The World Bank Must Re-Examine its Approach to Anti-Corruption

September 2nd, 2011

For any act of corruption, there is a demand—that is, a venal official who is willing to accept a bribe—but there is also a supply—an individual or business willing to supply it. The dualistic nature of corruption is a headache, particularly for public individuals and institutions interested in stemming the harmful practice. For example, India’s environment minister, Jairam Ramesh has commented on the difficulty for environmental regulators inIndia to check violations of green controls. He noted “I can control the demand for corruption but someone has to control the supply of corruption too. I cannot stop that.”

Fortunately, as a result of efforts by organizations like the Center for International Private Enterprise, international aid and development organizations have increasingly understood the importance of addressing both the supply and the demand of corruption.

The OECD 2009 Anti-Bribery Convention, for example, specifically addressed the issue of the supply of corruption, while also attempting to addressing demand. The OECD notes:

It is clear that there are two sides to bribery. As the largest exporters of trade and investment in the world, multinationals represent, by far, the greatest potential source of bribe money. The supply side was a logical place for our countries to start, notably given that these countries are home to most multinational enterprises. However, the problem of the demand for bribes is not being neglected. The OECD promotes cooperation with a number of other regions of the world, and other international instruments also offer sound strategies to combat the demand side.

The World Bank (WBG), like the OECD, has become concerned with the supply of corruption, particularly as it applies to WBG operations.

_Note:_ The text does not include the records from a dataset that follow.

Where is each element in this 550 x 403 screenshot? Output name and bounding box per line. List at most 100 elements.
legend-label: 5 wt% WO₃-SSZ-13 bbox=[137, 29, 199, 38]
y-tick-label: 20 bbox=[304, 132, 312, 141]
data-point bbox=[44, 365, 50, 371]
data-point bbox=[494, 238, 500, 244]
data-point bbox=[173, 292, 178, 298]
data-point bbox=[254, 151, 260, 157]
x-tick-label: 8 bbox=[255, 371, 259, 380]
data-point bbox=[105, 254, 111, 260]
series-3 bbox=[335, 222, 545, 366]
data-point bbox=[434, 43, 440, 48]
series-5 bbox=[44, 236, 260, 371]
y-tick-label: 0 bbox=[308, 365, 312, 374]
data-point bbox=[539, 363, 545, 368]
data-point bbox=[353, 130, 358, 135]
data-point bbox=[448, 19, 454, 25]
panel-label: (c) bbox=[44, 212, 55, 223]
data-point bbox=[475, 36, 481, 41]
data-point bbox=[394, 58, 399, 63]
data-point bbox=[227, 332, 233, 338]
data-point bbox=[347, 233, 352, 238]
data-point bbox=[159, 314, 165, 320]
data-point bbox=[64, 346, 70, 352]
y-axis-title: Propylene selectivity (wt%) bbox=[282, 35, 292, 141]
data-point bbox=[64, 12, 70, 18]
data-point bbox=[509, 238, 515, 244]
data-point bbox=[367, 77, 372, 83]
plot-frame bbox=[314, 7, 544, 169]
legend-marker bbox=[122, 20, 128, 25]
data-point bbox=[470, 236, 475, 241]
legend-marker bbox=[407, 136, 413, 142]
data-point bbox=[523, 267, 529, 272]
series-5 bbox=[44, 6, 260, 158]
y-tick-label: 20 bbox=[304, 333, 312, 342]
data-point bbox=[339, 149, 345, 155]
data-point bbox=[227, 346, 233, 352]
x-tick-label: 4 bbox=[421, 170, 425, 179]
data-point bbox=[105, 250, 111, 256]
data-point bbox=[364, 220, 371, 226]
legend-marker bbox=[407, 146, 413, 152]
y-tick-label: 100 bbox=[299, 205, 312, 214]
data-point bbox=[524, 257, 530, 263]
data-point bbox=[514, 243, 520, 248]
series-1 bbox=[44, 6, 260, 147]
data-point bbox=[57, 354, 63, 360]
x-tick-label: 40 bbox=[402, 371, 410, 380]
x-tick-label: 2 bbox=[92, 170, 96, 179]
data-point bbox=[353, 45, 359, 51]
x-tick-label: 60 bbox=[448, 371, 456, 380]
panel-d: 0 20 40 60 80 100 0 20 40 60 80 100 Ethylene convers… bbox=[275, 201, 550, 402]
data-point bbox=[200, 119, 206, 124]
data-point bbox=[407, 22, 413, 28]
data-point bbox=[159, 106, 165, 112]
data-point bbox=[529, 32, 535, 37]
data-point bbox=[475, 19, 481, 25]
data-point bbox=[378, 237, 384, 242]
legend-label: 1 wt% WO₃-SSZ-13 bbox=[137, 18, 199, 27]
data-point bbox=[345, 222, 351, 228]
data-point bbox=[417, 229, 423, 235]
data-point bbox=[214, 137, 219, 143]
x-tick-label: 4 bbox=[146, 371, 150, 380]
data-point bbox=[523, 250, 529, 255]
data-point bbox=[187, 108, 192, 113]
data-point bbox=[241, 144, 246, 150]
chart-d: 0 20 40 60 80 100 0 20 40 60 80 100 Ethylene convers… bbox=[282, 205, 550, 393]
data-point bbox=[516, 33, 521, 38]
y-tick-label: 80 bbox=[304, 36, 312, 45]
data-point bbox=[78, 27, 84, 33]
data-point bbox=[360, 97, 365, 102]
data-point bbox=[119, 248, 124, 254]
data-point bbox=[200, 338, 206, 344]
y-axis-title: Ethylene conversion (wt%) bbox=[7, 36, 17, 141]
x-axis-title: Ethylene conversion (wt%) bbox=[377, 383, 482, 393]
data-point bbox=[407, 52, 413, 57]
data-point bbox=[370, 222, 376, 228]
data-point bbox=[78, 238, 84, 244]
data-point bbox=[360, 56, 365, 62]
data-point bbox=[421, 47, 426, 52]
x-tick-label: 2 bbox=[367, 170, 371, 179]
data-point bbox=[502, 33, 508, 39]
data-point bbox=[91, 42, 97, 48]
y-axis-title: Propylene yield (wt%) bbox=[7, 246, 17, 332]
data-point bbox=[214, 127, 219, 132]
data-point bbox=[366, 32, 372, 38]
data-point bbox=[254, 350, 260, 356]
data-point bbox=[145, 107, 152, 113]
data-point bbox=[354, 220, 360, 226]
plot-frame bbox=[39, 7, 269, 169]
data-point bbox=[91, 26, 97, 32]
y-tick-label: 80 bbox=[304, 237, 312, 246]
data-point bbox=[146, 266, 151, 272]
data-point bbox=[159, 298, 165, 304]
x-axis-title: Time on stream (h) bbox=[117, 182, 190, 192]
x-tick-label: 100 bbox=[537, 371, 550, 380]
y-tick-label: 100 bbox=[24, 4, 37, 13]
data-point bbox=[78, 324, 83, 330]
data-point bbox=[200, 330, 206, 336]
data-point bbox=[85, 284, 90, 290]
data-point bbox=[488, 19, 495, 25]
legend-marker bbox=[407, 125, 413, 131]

In 2007 the Bank adopted a new Governance and Anticorruption (GAC) Strategy in March and an Implementation Plan in October. The Strategy shows promise, but has experienced an interesting limitation. A recent audit by the Independent Evaluation Group shows that since adoption of the GAC, the World Bank has remained too focused on improving its own resources and reputation in dealing with those issues. That is to say, the Bank has been so careful about providing a potential supply of money for corruption that it has overlooked other important elements of anticorruption.

What are those other elements? According to the Navin Girishankar, the study’s main author, the Bank needs to focus on institutions and policies within borrowing countries that will make them more accountable. And while the Bank has made a lot of promises to help countries strengthen their public sector, they have yet to show results in any concrete projects. As Girishankar put it: “The bank has to focus on helping countries develop the capacities to govern… There is a gap between the plans and the follow-through that needs to be filled.”

It’s true. It is easy to become overly focused on the micro-interactions that take place in a corrupt exchange. Those are important and powerful factors, but so are the surrounding institutions that allow the exchange to take place. Or as an economist might see it: there is a demand of corruption, a supply of corruption, and a set of “market” conditions that drive the transaction. Those market conditions are the nation’s institutions.

Joachim von Amsberg, vice president for the Bank’s operations policy and country services, responded that he could “live with a criticism that we have spent too much time protecting our own money.” And it’s good to hear the Bank is being careful. But now it’s time to solve the problem.